I could say that my question is meant to be hypothetically meaningful; that I’m really asking if I was solely in charge of Australia’s immigration policy then what should I implement. However is this really sensible? It is like asking “If I was as strong as ten supermen should I even punch the sun out of the way?” A fascinating thought exercise perhaps but revealing of the sort of nonsense a statement that something is wrong in isolation can be.

To return to the question of moral topics then, a legitimate moral topic is one which informs our choices about actions which benefit or harm as measured against what is actually ideal (not merely one form in which the ideal is found). That’s a hell of a sentence there which will be aided by an example;
Because empathy allows me to recognize ideal relationships in married and unmarried couples or same-sex and opposite sex couples or for that matter friends, teachers and students and work colleagues but not in relationships of any form which thrive on belittlement or deceit I can identify a true ideal as being honest and mutually encouraging relationships. The core of a morality regarding relationships would be about promoting actions which build mutual encouragement and honesty between people (including myself and others). If something like marriage can be shown to serve that ideal then it becomes a secondary good thing to do. That would also be a case by case matter and of course marriage would only ever be good if it was possible and in light of its full context for the people involved.

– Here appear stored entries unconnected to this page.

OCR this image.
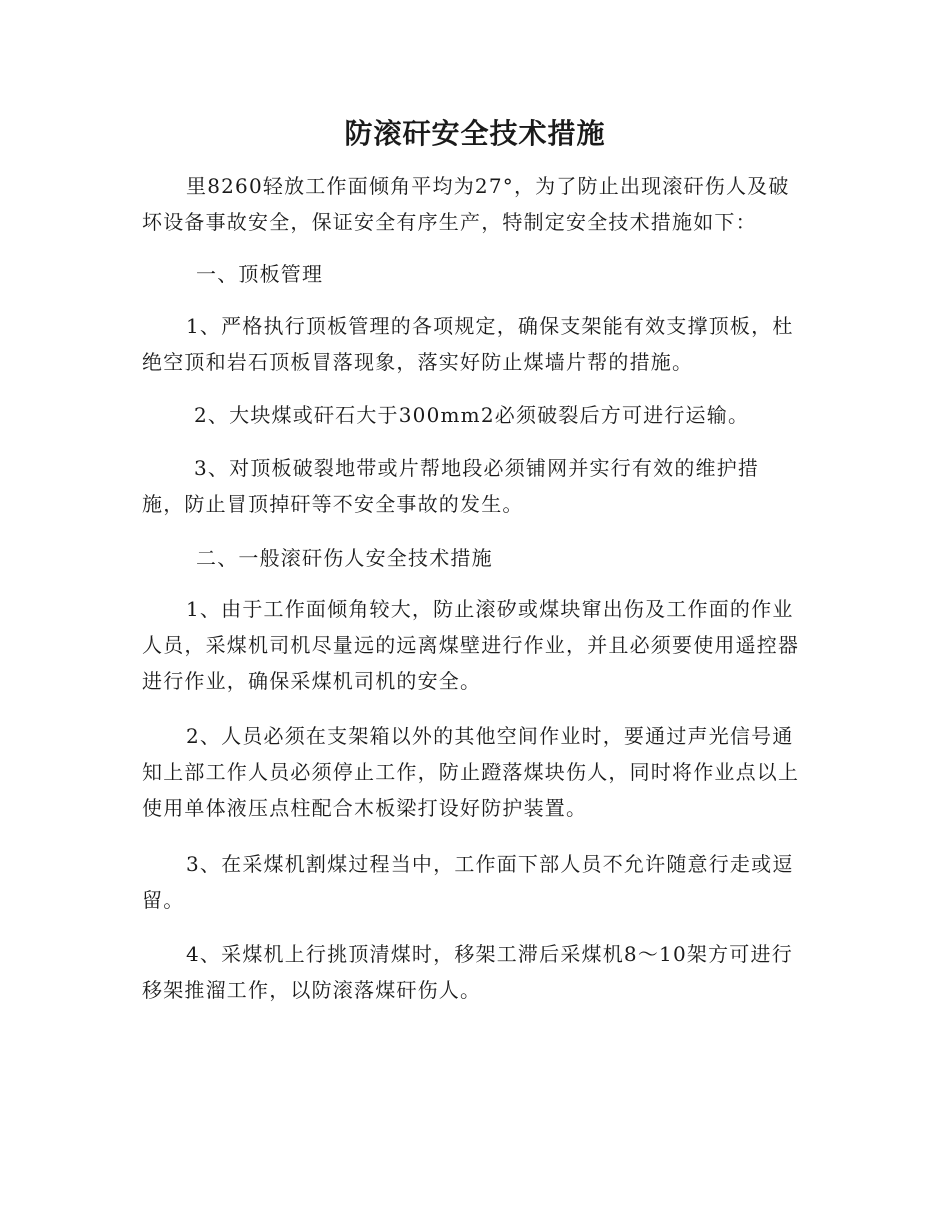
防滚矸安全技术措施

里8260轻放工作面倾角平均为27°，为了防止出现滚矸伤人及破坏设备事故安全，保证安全有序生产，特制定安全技术措施如下：

一、顶板管理

1、严格执行顶板管理的各项规定，确保支架能有效支撑顶板，杜绝空顶和岩石顶板冒落现象，落实好防止煤墙片帮的措施。

2、大块煤或矸石大于300mm2必须破裂后方可进行运输。

3、对顶板破裂地带或片帮地段必须铺网并实行有效的维护措施，防止冒顶掉矸等不安全事故的发生。

二、一般滚矸伤人安全技术措施

1、由于工作面倾角较大，防止滚矽或煤块窜出伤及工作面的作业人员，采煤机司机尽量远的远离煤壁进行作业，并且必须要使用遥控器进行作业，确保采煤机司机的安全。

2、人员必须在支架箱以外的其他空间作业时，要通过声光信号通知上部工作人员必须停止工作，防止蹬落煤块伤人，同时将作业点以上使用单体液压点柱配合木板梁打设好防护装置。

3、在采煤机割煤过程当中，工作面下部人员不允许随意行走或逗留。

4、采煤机上行挑顶清煤时，移架工滞后采煤机8～10架方可进行移架推溜工作，以防滚落煤矸伤人。
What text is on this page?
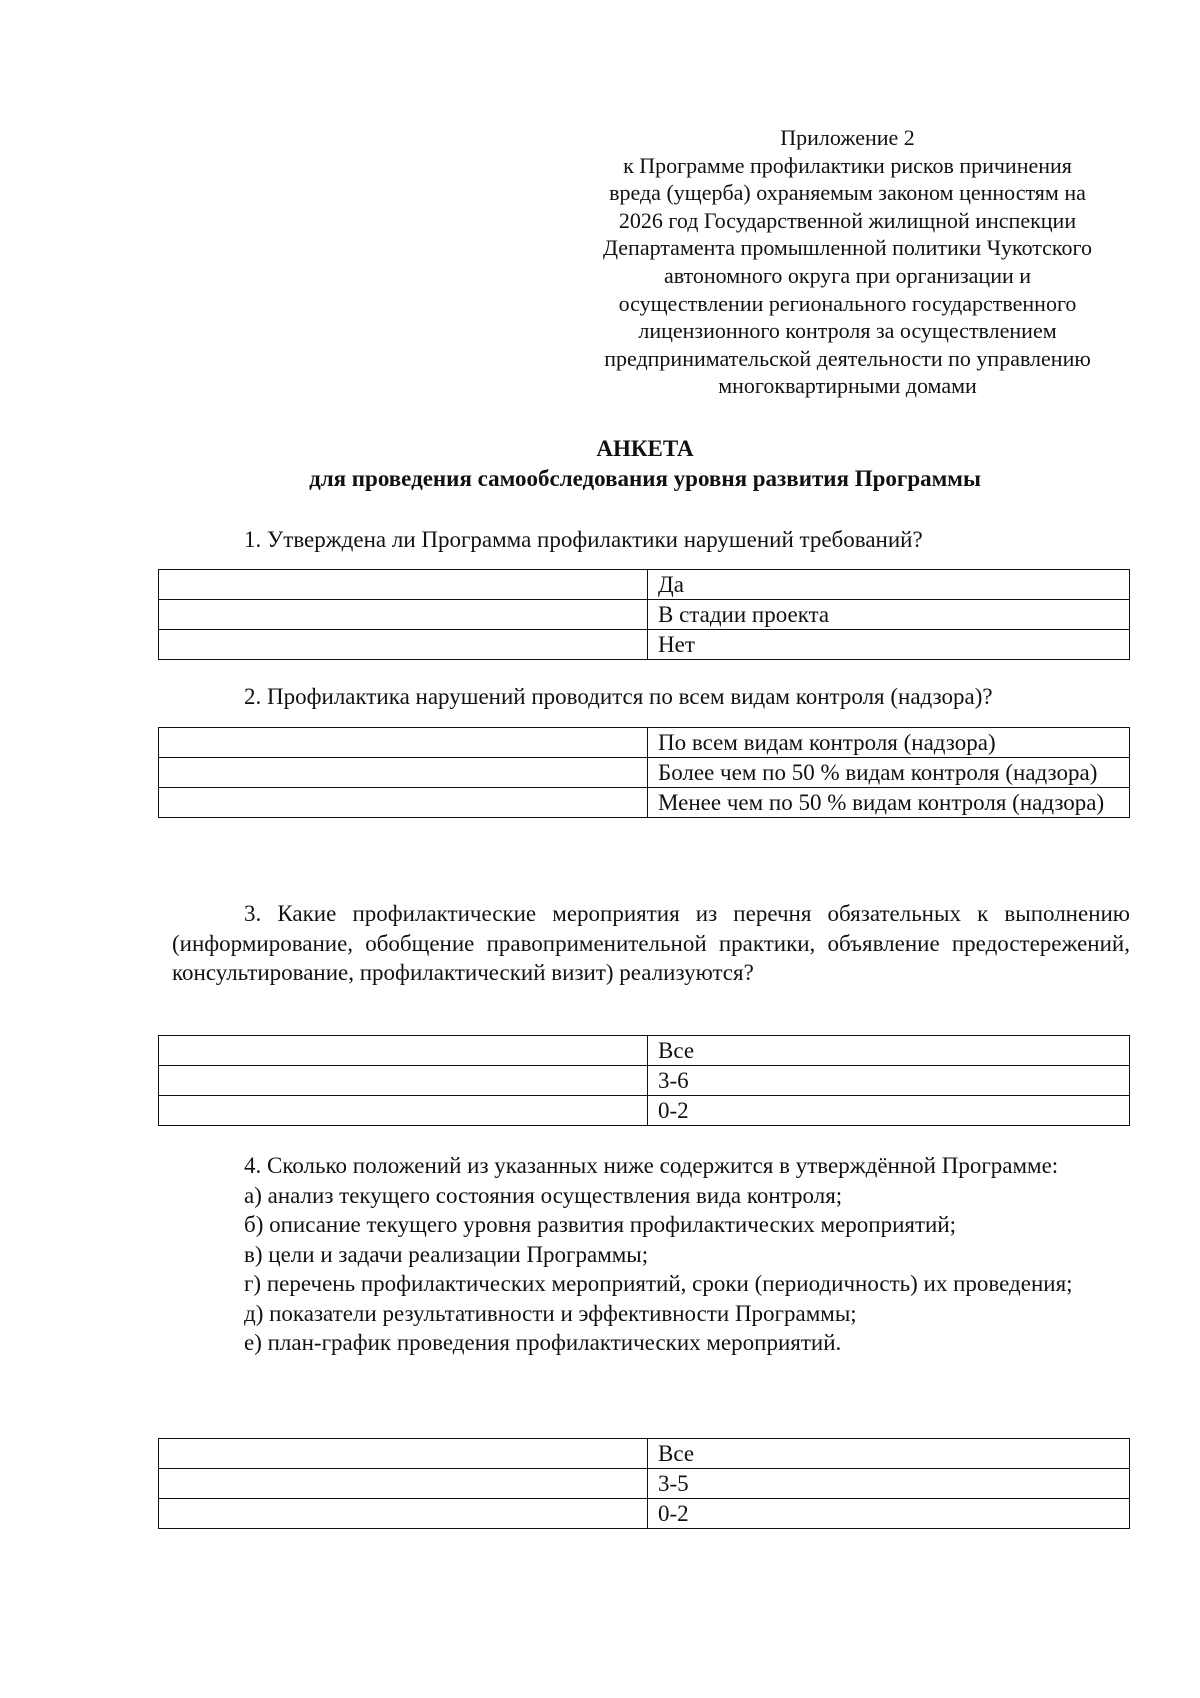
Приложение 2
к Программе профилактики рисков причинения
вреда (ущерба) охраняемым законом ценностям на
2026 год Государственной жилищной инспекции
Департамента промышленной политики Чукотского
автономного округа при организации и
осуществлении регионального государственного
лицензионного контроля за осуществлением
предпринимательской деятельности по управлению
многоквартирными домами
АНКЕТА
для проведения самообследования уровня развития Программы
1. Утверждена ли Программа профилактики нарушений требований?
	Да
	В стадии проекта
	Нет
2. Профилактика нарушений проводится по всем видам контроля (надзора)?
	По всем видам контроля (надзора)
	Более чем по 50 % видам контроля (надзора)
	Менее чем по 50 % видам контроля (надзора)
3. Какие профилактические мероприятия из перечня обязательных к выполнению (информирование, обобщение правоприменительной практики, объявление предостережений, консультирование, профилактический визит) реализуются?
	Все
	3-6
	0-2
4. Сколько положений из указанных ниже содержится в утверждённой Программе:
а) анализ текущего состояния осуществления вида контроля;
б) описание текущего уровня развития профилактических мероприятий;
в) цели и задачи реализации Программы;
г) перечень профилактических мероприятий, сроки (периодичность) их проведения;
д) показатели результативности и эффективности Программы;
е) план-график проведения профилактических мероприятий.
	Все
	3-5
	0-2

I hope this hasn’t been too painfully dry for readers. From my own perspective this has taken big risks. I’ve certainly expressed more optimism than I feel every day – some days the idea that morality is all nonsense feels more credible. I’ve put some opinions out here that I may return to one day with vehement disagreement. However I’m also aware that this has very much been located in the thin air of abstracted principles. I’m imagining that anyone who made it this far may be chuckling at the idea that this is a post of tumultuous controversy when it barely touches on the real world applications. Ultimately it’s when our morality is played out on the ground that it is really defined.